# Dogs-vs-cats classification with CNNs

In this notebook, we'll train a convolutional neural network (CNN, ConvNet) to classify images of dogs from images of cats using TensorFlow 2.0 / Keras. This notebook is largely based on the blog post [Building powerful image classification models using very little data](https://blog.keras.io/building-powerful-image-classification-models-using-very-little-data.html) by François Chollet.

**Note that using a GPU with this notebook is highly recommended.**

First, the needed imports.

In [None]:
%matplotlib inline

import os, datetime
import random
import pathlib

import tensorflow as tf

from tensorflow.keras.models import Sequential
from tensorflow.keras.layers import (Dense, Activation, Dropout, Conv2D,
                                    Flatten, MaxPooling2D, InputLayer)
from tensorflow.keras.preprocessing.image import (ImageDataGenerator, 
                                                  array_to_img, 
                                                  img_to_array, load_img)
from tensorflow.keras import applications, optimizers

from tensorflow.keras.callbacks import TensorBoard
from tensorflow.keras.utils import plot_model

from distutils.version import LooseVersion as LV

import numpy as np
import matplotlib.pyplot as plt
import seaborn as sns
sns.set()

print('Using Tensorflow version:', tf.__version__,
      'Keras version:', tf.keras.__version__,
      'backend:', tf.keras.backend.backend())
assert(LV(tf.keras.__version__) >= LV("2.0.0"))

## Data

The training dataset consists of 2000 images of dogs and cats, split in half.  In addition, the validation set consists of 1000 images, and the test set of 22000 images.  Here are some random training images:

![title](imgs/dvc.png)

### Downloading the data

In [None]:
datapath = "/media/data/dogs-vs-cats/train-2000/tfrecord/"

### Parameters

In [None]:
INPUT_IMAGE_SIZE = [160, 160, 3]
BATCH_SIZE = 32

### Data augmentation

We need to resize all training and validation images to a fixed size. 

Then, to make the most of our limited number of training examples, we'll apply random transformations (crop and horizontal flip) to them each time we are looping over them.

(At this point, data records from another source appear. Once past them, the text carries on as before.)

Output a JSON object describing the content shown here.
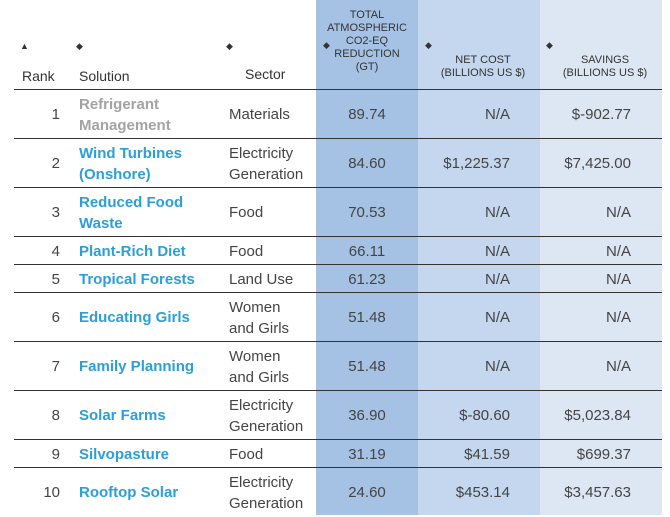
{
  "table": {
    "headers": {
      "rank": "Rank",
      "solution": "Solution",
      "sector": "Sector",
      "reduction": [
        "TOTAL",
        "ATMOSPHERIC",
        "CO2-EQ",
        "REDUCTION",
        "(GT)"
      ],
      "net_cost": [
        "NET COST",
        "(BILLIONS US $)"
      ],
      "savings": [
        "SAVINGS",
        "(BILLIONS US $)"
      ],
      "sort_icon_asc": "▲",
      "sort_icon_both": "◆"
    },
    "rows": [
      {
        "rank": "1",
        "solution": [
          "Refrigerant",
          "Management"
        ],
        "sector": [
          "Materials"
        ],
        "reduction": "89.74",
        "net_cost": "N/A",
        "savings": "$-902.77"
      },
      {
        "rank": "2",
        "solution": [
          "Wind Turbines",
          "(Onshore)"
        ],
        "sector": [
          "Electricity",
          "Generation"
        ],
        "reduction": "84.60",
        "net_cost": "$1,225.37",
        "savings": "$7,425.00"
      },
      {
        "rank": "3",
        "solution": [
          "Reduced Food",
          "Waste"
        ],
        "sector": [
          "Food"
        ],
        "reduction": "70.53",
        "net_cost": "N/A",
        "savings": "N/A"
      },
      {
        "rank": "4",
        "solution": [
          "Plant-Rich Diet"
        ],
        "sector": [
          "Food"
        ],
        "reduction": "66.11",
        "net_cost": "N/A",
        "savings": "N/A"
      },
      {
        "rank": "5",
        "solution": [
          "Tropical Forests"
        ],
        "sector": [
          "Land Use"
        ],
        "reduction": "61.23",
        "net_cost": "N/A",
        "savings": "N/A"
      },
      {
        "rank": "6",
        "solution": [
          "Educating Girls"
        ],
        "sector": [
          "Women",
          "and Girls"
        ],
        "reduction": "51.48",
        "net_cost": "N/A",
        "savings": "N/A"
      },
      {
        "rank": "7",
        "solution": [
          "Family Planning"
        ],
        "sector": [
          "Women",
          "and Girls"
        ],
        "reduction": "51.48",
        "net_cost": "N/A",
        "savings": "N/A"
      },
      {
        "rank": "8",
        "solution": [
          "Solar Farms"
        ],
        "sector": [
          "Electricity",
          "Generation"
        ],
        "reduction": "36.90",
        "net_cost": "$-80.60",
        "savings": "$5,023.84"
      },
      {
        "rank": "9",
        "solution": [
          "Silvopasture"
        ],
        "sector": [
          "Food"
        ],
        "reduction": "31.19",
        "net_cost": "$41.59",
        "savings": "$699.37"
      },
      {
        "rank": "10",
        "solution": [
          "Rooftop Solar"
        ],
        "sector": [
          "Electricity",
          "Generation"
        ],
        "reduction": "24.60",
        "net_cost": "$453.14",
        "savings": "$3,457.63"
      }
    ]
  },
  "colors": {
    "link": "#2c9fd6",
    "muted_link": "#a3a3a3",
    "col_reduction_bg": "#a5c2e4",
    "col_cost_bg": "#c4d7ee",
    "col_savings_bg": "#dde7f4"
  }
}
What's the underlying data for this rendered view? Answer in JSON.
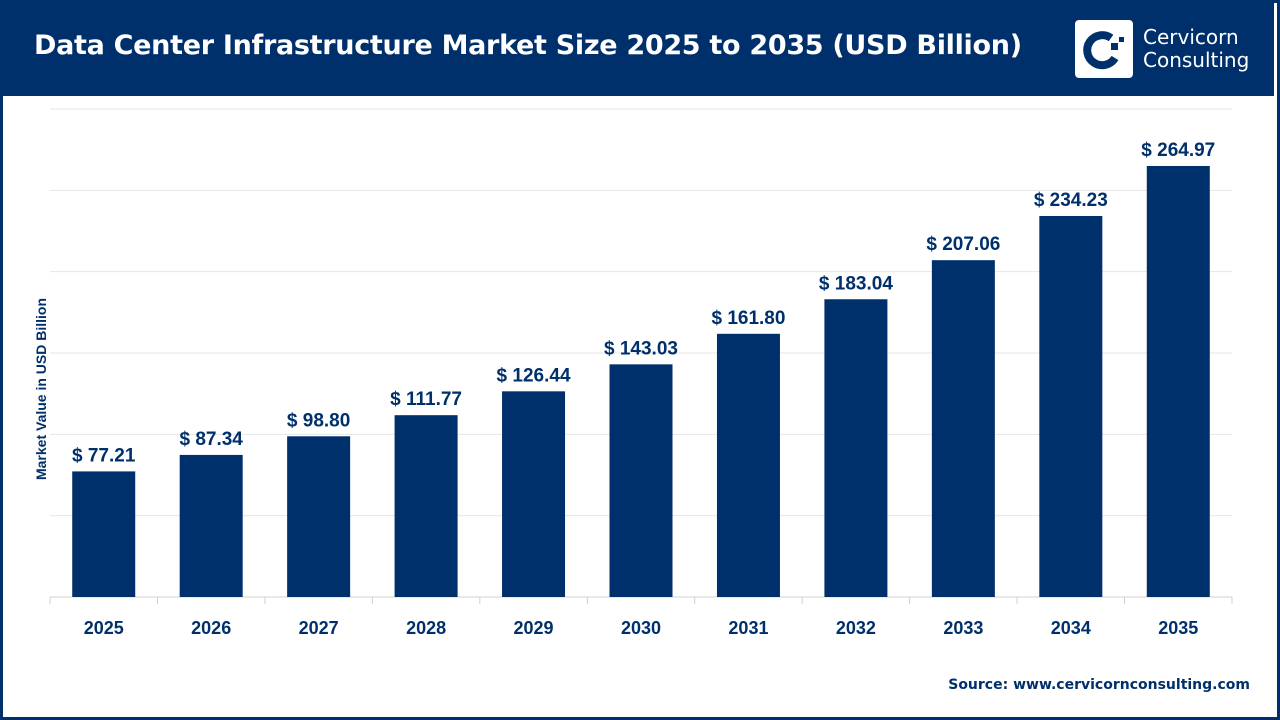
{
  "header": {
    "title": "Data Center Infrastructure Market Size 2025 to 2035 (USD Billion)"
  },
  "logo": {
    "line1": "Cervicorn",
    "line2": "Consulting"
  },
  "source": "Source: www.cervicornconsulting.com",
  "colors": {
    "brand": "#00306b",
    "bar": "#00306b",
    "grid": "#e6e6e6"
  },
  "chart_data": {
    "type": "bar",
    "title": "Data Center Infrastructure Market Size 2025 to 2035 (USD Billion)",
    "xlabel": "",
    "ylabel": "Market Value in USD Billion",
    "ylim": [
      0,
      300
    ],
    "grid": true,
    "categories": [
      "2025",
      "2026",
      "2027",
      "2028",
      "2029",
      "2030",
      "2031",
      "2032",
      "2033",
      "2034",
      "2035"
    ],
    "values": [
      77.21,
      87.34,
      98.8,
      111.77,
      126.44,
      143.03,
      161.8,
      183.04,
      207.06,
      234.23,
      264.97
    ],
    "data_labels": [
      "$ 77.21",
      "$ 87.34",
      "$ 98.80",
      "$ 111.77",
      "$ 126.44",
      "$ 143.03",
      "$ 161.80",
      "$ 183.04",
      "$ 207.06",
      "$ 234.23",
      "$ 264.97"
    ]
  }
}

This way, we "augment" our training dataset to contain more data. There are various transformations readily available in TensorFlow, see [tf.image](https://www.tensorflow.org/versions/r2.0/api_docs/python/tf/image) for more information.

In [None]:
def preprocess_image(image, augment):
    image = tf.image.decode_jpeg(image, channels=3)
    if augment:
        image = tf.image.resize(image, [256, 256])
        image = tf.image.random_crop(image, INPUT_IMAGE_SIZE)
        if random.random() < 0.5:
            image = tf.image.flip_left_right(image)
    else:
        image = tf.image.resize(image, INPUT_IMAGE_SIZE[:2])
    image /= 255.0  # normalize to [0,1] range
    return image

feature_description = {
    "image/encoded": tf.io.FixedLenFeature((), tf.string, default_value=""),
    "image/height": tf.io.FixedLenFeature((), tf.int64, default_value=0),
    "image/width": tf.io.FixedLenFeature((), tf.int64, default_value=0),
    "image/colorspace": tf.io.FixedLenFeature((), tf.string, default_value=""),
    "image/channels": tf.io.FixedLenFeature((), tf.int64, default_value=0),
    "image/format": tf.io.FixedLenFeature((), tf.string, default_value=""),
    "image/filename": tf.io.FixedLenFeature((), tf.string, default_value=""),
    "image/class/label": tf.io.FixedLenFeature((), tf.int64, default_value=0),
    "image/class/text": tf.io.FixedLenFeature((), tf.string, default_value="")}

def load_and_augment_image(example_proto):
    ex = tf.io.parse_single_example(example_proto, feature_description)
    return (preprocess_image(ex["image/encoded"], True),
            ex["image/class/label"]-1)

def load_and_not_augment_image(example_proto):
    ex = tf.io.parse_single_example(example_proto, feature_description)
    return (preprocess_image(ex["image/encoded"], False),
            ex["image/class/label"]-1)

### TF Datasets

Let's now define our [TF `Dataset`s](https://www.tensorflow.org/versions/r2.0/api_docs/python/tf/data/Dataset#class_dataset) for training, validation, and test data. We use the [TFRecordDataset](https://www.tensorflow.org/versions/r2.0/api_docs/python/tf/data/TFRecordDataset) class, which reads the data records from multiple TFRecord files.

In [None]:
train_filenames = [datapath+"train-{0:05d}-of-00004".format(i)
                   for i in range(4)]
train_dataset = tf.data.TFRecordDataset(train_filenames)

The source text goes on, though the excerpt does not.